In what seems to be one of India’s many dichotomies (hypocrisies?), our pop culture has long portrayed the bhabhi in two extreme, divergent ways: As a motherly figure, or the “bhabhi maa” who graced nearly every Hindi movie from the ’80s and ’90s, and as a sultry fantasy, the feline femme fatales who throng your Google search results if you were to merely type the word “bhabhi”.

Traditionally, in a time when gender roles were more clearly demarcated, the bhabhi was perhaps the first interaction of many an Indian man with a woman who wasn’t biologically related to them. But she was also off-limits, placed right next to the mother. As has always been the case with humans, a forbidden thing only makes it more intriguing to the beholder. Our fixation with the bhabhi in entertainment, is only an extension of our secret fantasies.

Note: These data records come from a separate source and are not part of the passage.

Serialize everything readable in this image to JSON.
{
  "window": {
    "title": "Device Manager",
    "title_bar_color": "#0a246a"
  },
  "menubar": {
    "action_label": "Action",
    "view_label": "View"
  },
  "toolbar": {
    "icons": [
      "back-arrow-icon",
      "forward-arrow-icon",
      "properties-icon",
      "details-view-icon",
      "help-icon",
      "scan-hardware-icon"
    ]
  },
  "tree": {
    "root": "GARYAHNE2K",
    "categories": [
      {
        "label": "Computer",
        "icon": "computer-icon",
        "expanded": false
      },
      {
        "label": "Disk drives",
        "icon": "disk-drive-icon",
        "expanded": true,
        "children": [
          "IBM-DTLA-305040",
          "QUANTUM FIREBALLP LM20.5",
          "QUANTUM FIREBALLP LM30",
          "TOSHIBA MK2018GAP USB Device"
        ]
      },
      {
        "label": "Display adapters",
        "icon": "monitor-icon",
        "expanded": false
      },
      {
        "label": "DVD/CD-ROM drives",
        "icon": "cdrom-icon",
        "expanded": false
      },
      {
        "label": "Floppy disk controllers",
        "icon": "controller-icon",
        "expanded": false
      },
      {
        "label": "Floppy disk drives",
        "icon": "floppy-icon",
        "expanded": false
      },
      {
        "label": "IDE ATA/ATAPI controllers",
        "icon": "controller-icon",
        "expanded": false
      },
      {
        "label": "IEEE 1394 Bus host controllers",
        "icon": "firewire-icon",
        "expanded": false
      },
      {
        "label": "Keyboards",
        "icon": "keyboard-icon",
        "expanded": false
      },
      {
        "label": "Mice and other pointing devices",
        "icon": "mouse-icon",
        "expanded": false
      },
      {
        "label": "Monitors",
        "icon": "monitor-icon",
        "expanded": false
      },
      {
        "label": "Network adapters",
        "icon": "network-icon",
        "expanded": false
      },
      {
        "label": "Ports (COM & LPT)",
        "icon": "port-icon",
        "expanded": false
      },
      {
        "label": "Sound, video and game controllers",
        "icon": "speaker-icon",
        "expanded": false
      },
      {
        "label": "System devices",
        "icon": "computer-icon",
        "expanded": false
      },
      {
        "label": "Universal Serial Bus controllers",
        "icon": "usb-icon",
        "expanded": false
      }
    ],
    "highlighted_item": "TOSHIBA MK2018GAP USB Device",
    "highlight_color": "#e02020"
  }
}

Like most female depictions in fiction, the bhabhi is mostly a passive presence with no interior life to speak of, and always caters to the male gaze. When Savita Bhabhi, a popular erotic publication that went viral during the early 2000s, was shut down by the Indian government, many people criticised the move for conforming to a prudish society that doesn’t want to accept an unconventional, free-willed woman exploring her boundaries. Which is a whole load of bunkum, because Savita Bhabhi was never about the woman. It was created for the entertainment of and consumption by an all-male audience — just like Bhabhiji Ghar Par Hai!. Except, the latter, by virtue of being a Hindi telly production, is watched and loved by more women than men. And for that, I can’t think of a better explanation than the unfortunate truth that unlike the “male gaze” – which finds entertainment in its own gratification – the “female gaze”, finds gratification in catering to the male gaze.

Some might say that the greatness of the show lies in how it authentically mimics the unabashed and homespun next-door life that thrives in the lanes of Uttar Pradesh’s suburbs. A “slice-of-life” kind of production, so to speak. And I agree.

Bhabhiji Ghar Par Hai! is indeed a slice of the actual social dynamics in North Indian cultures. Men ogle, women ignore, we laugh. And the bhabhi continues to play ball in the playground of our conscious and subconscious fantasy.